Поэтому блаженно мурлычу, бреясь, простенькие до слез строки эстрадной песенки, ну и заодно глаголю по-младенчески: «Что такое любовь? – это встреча, на века, навсегда, до конца»…

Меня устраивают и беспредельно смелое определение эстрадной песенки, и теологическое истолкование основ великого явления любви, постоянно крепнущей, как выдерживаемый массу лет коньячок, – общее для нас обоих чувство счастливейшего родства душ наших бессмертных и, надеюсь, временных тел, снова узнавших друг друга в очередной жизни, может быть, на Земле, а и на другой Планете… такая вот есть у нас сказка – чудественнейшая из всех остальных.

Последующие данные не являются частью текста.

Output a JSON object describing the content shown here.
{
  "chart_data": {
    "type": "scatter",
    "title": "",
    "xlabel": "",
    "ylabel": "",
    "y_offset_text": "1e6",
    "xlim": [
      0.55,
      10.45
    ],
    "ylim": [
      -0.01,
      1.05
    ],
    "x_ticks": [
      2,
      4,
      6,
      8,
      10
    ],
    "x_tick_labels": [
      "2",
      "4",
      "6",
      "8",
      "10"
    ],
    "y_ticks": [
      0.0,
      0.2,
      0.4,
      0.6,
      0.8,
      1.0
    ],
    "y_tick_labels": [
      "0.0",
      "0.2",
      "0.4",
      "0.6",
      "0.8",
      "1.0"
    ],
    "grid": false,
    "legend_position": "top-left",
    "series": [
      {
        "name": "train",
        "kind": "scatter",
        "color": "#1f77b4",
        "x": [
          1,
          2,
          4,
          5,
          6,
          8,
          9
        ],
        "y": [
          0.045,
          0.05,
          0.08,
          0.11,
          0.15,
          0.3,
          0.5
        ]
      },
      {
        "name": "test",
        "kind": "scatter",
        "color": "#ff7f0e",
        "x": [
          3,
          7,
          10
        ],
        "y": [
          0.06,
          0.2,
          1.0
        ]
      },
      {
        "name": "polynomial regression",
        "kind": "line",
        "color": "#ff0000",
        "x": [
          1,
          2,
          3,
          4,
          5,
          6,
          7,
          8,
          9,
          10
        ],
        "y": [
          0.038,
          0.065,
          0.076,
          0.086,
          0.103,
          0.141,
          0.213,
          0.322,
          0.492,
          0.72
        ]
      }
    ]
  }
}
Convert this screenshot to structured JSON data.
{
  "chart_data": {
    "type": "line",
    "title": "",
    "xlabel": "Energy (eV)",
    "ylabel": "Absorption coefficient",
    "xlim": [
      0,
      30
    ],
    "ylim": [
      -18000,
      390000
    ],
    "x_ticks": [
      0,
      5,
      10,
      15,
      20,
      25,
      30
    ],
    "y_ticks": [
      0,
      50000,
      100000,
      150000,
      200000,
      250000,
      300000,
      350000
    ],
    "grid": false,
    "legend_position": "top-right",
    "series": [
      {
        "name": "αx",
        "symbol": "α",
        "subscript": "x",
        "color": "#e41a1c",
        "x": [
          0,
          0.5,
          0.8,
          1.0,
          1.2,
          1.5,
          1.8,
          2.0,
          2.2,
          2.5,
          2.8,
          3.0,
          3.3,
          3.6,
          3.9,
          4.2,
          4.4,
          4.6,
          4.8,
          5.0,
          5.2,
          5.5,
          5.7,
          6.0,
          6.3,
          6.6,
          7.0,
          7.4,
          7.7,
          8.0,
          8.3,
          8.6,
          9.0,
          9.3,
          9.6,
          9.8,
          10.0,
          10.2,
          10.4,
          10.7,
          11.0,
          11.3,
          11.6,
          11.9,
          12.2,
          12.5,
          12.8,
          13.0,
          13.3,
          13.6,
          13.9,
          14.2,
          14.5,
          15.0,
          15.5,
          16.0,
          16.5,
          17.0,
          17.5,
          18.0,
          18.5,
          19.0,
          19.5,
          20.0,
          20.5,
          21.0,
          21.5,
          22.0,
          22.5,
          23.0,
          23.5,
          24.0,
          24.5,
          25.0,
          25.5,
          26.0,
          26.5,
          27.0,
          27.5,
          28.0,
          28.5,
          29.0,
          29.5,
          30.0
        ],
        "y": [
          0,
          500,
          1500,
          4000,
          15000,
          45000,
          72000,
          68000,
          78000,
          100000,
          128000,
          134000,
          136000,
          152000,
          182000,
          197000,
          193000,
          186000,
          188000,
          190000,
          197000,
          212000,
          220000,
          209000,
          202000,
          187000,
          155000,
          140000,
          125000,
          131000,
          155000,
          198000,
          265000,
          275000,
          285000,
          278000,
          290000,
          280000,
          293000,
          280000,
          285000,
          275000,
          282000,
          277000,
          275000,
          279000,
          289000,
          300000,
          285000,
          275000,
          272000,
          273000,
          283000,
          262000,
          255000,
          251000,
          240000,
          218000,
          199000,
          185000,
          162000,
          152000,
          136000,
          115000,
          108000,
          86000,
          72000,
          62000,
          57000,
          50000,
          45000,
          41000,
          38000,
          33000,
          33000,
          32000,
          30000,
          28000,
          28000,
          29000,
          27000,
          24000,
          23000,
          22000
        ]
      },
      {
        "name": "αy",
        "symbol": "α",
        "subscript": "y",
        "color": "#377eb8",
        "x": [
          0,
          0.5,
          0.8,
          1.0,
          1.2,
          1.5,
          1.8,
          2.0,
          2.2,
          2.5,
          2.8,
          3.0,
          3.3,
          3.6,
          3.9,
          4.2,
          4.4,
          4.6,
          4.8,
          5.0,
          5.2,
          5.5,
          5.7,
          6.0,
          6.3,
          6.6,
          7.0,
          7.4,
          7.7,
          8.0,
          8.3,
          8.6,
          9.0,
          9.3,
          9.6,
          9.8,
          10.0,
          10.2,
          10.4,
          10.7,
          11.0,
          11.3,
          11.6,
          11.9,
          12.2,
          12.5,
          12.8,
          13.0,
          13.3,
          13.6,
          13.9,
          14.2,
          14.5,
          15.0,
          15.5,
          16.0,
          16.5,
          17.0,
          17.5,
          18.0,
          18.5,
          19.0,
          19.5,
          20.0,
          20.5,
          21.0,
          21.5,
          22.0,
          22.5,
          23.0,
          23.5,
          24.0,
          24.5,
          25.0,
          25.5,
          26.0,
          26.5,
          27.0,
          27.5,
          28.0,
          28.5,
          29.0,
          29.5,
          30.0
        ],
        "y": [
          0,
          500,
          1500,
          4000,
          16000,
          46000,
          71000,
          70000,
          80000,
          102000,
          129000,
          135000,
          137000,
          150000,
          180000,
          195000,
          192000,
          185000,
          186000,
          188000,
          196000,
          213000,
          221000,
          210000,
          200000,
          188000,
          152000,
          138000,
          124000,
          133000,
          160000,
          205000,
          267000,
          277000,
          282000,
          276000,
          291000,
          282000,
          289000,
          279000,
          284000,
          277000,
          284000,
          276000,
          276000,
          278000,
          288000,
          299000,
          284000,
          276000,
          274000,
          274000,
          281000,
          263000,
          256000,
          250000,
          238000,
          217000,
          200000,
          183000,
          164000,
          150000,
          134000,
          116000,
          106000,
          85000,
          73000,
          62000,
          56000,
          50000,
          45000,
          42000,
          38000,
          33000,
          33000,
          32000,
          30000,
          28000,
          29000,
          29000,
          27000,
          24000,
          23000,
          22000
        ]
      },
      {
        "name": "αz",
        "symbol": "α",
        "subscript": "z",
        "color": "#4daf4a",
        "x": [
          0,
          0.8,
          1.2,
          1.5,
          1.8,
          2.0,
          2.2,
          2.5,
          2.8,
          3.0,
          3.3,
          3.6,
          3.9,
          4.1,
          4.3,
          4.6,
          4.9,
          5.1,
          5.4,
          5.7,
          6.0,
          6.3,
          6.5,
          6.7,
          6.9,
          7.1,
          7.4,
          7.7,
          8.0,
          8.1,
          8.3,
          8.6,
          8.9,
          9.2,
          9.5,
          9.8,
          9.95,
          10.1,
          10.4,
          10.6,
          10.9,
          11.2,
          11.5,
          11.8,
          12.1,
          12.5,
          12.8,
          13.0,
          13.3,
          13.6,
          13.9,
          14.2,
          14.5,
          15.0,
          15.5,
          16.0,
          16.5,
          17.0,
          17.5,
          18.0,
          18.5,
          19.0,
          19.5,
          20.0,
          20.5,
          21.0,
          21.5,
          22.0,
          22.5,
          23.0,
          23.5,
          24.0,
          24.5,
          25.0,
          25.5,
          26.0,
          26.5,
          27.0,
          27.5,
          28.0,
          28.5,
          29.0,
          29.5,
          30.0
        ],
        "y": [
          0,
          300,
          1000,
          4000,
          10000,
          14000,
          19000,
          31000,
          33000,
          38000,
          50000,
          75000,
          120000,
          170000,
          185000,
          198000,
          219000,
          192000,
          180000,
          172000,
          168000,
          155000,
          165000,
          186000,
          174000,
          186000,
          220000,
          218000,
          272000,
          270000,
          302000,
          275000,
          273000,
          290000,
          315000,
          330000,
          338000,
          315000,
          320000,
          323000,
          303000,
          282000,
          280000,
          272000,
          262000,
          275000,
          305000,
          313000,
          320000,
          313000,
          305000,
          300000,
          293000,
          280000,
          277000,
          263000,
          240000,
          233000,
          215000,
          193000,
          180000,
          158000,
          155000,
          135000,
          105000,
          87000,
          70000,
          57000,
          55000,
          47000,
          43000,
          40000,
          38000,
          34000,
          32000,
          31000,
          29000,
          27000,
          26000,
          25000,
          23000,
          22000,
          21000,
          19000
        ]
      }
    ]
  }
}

Словом, Ира, совершенно правильно не откладывая на завтра, то, что можно сделать сегодня, пришла ко мне однажды – вернула книгу о моем самом любимом художнике, о Босхе…

С того июньского дня и началась наша, так сказать, супружеская любопея – ей до свадьбы золотой осталось 5 годочков, – неплохо было бы дожить!

В сей момент че-то вспомнился анекдот, сам который я придумал. Петька разбудил Чапаева и говорит: мы тут с Анкой, как гритца, разрешили тройку научных вопросов социализма личной жисти на природе, устали, прям как в бою, лежим вот, перекур, сиречь мечтаем: что же будет со страною через двадцать лет? «Тридцать седьмой, дубина ты, год наступит!» – «Эх, дожить бы, Василий Иваныч!»

Кроме шуток, приятно, нисколько не девальвируя ценностей признаний, часто говорить друг другу, как это водится в Штатах: «Ай лав ю, ай лав ю, ай лав ю» – слова сердечные ублажают, разрешают досадливые бытовушные проблемы, освежают нервишки, как в жарищу кружка колодезной нашей водицы – одна на двоих.